If you’re feeling fatigued, put down that caffeine and try these six steps to boost your energy naturally.
1. Hit the Hay
Getting a full night’s sleep is the first key to feeling fully energized. Shorting yourself on sleep does more than make you feel tired the next day. Sleep deprivation impairs judgment, reaction time and mental functions. Sleep deprivation has also been tied to depression and weight gain. Although the “perfect” amount of sleep varies from person to person (for some it’s five hours, for others 10), most adults require between seven and eight hours. If you’re having trouble sleeping at night, your bedroom could be the culprit.
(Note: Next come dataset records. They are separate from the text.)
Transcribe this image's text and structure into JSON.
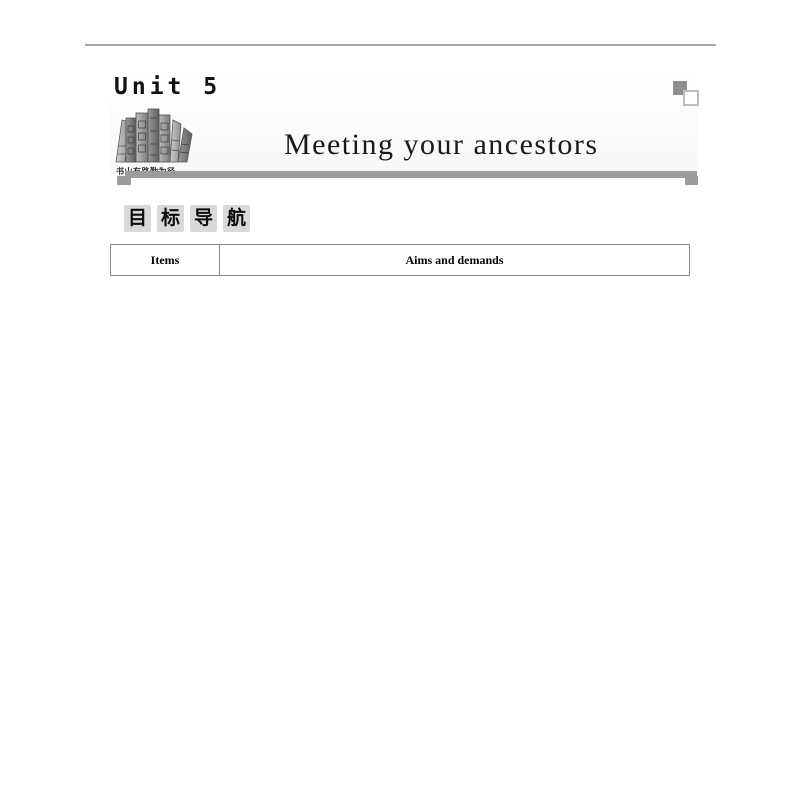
{
  "page": {
    "background_color": "#ffffff",
    "rule_color": "#a6a6a6",
    "accent_gray": "#9c9c9c",
    "box_gray": "#d9d9d9"
  },
  "header": {
    "unit_label": "Unit 5",
    "unit_title": "Meeting your ancestors",
    "books_caption": "书山有路勤为径"
  },
  "decoration": {
    "square_filled_color": "#8f8f8f",
    "square_outline_color": "#bdbdbd"
  },
  "section_heading": {
    "full_text": "目标导航",
    "chars": [
      "目",
      "标",
      "导",
      "航"
    ]
  },
  "table": {
    "columns": [
      "Items",
      "Aims and demands"
    ],
    "rows": []
  }
}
Check these bedroom trouble spots to get a better night’s sleep.
2. Work Out
Exercise gets the blood flowing, which helps us to feel more awake. Studies have shown that exercising on a regular basis reduces general fatigue in nearly every group, from healthy adults to the chronically ill, and that exercise has a stronger effect on sleepiness than even the narcolepsy drug modafinil.
3. See the Light
Light plays a critical role in our feelings of sleepiness, wakefulness, mood and energy levels. Our bodies are regulated by a “master clock” known as the suprachiasmatic nucleus (SCN), which controls our 24-hour circadian rhythm. When light hits our eyes, the SCN releases the hormone cortisol, suppresses the sleep-inducing hormone melatonin, and triggers our bodies to shake off sleep. To help your body wake up naturally in the morning, take a 10- to 15-minute walk, or situate yourself someplace where you’ll be exposed to bright sunlight. (If you live in a particularly cloudy or rainy region, try a sunrise alarm clock or full-spectrum light boxes.) Learn more about how light and dark influence our health.
4. Eat Right
What we eat has a huge influence on how we feel. Complex carbohydrates, lean protein, healthy fats and nonstarchy vegetables provide fuel that our bodies will burn slowly throughout the day—preventing that post-lunch food “coma” or that or feeling of low energy that can happen mid-morning or -afternoon. Never skip meals, and avoid foods that contain simple carbohydrates or sugars, which provide a quick burst of energy followed by a crash.
5. Take Supplements
Our cells naturally produce coenzyme Q10 (CoQ10) to help convert food into energy, but as we age, our bodies produce less of it. If you’re feeling fatigued, try taking a 100 milligram CoQ10 supplement two or three times daily. Keep in mind that it may take up to two months to take effect. B vitamins are also important for helping our bodies convert food into energy, but because they’re water-soluble, we flush them out of our systems on a regular basis. Try taking a 50 milligram B vitamin supplement twice daily.
Herbal supplements can also provide an extra burst of energy. For exhaustion, try 300 to 500 milligrams daily of the Ayurvedic herb ashwagandha, or 500 milligrams two or three times daily of astragalus. Licorice and ginseng can both stimulate and provide energy; try 100 milligrams daily of ginseng, or 1 to 2 grams three times daily of licorice root.
6. Stimulate with Scents
For a quick pick-me-up, turn to aromatherapy. Citrus scents can increase feelings of awakeness, and peppermint can stimulate the mind.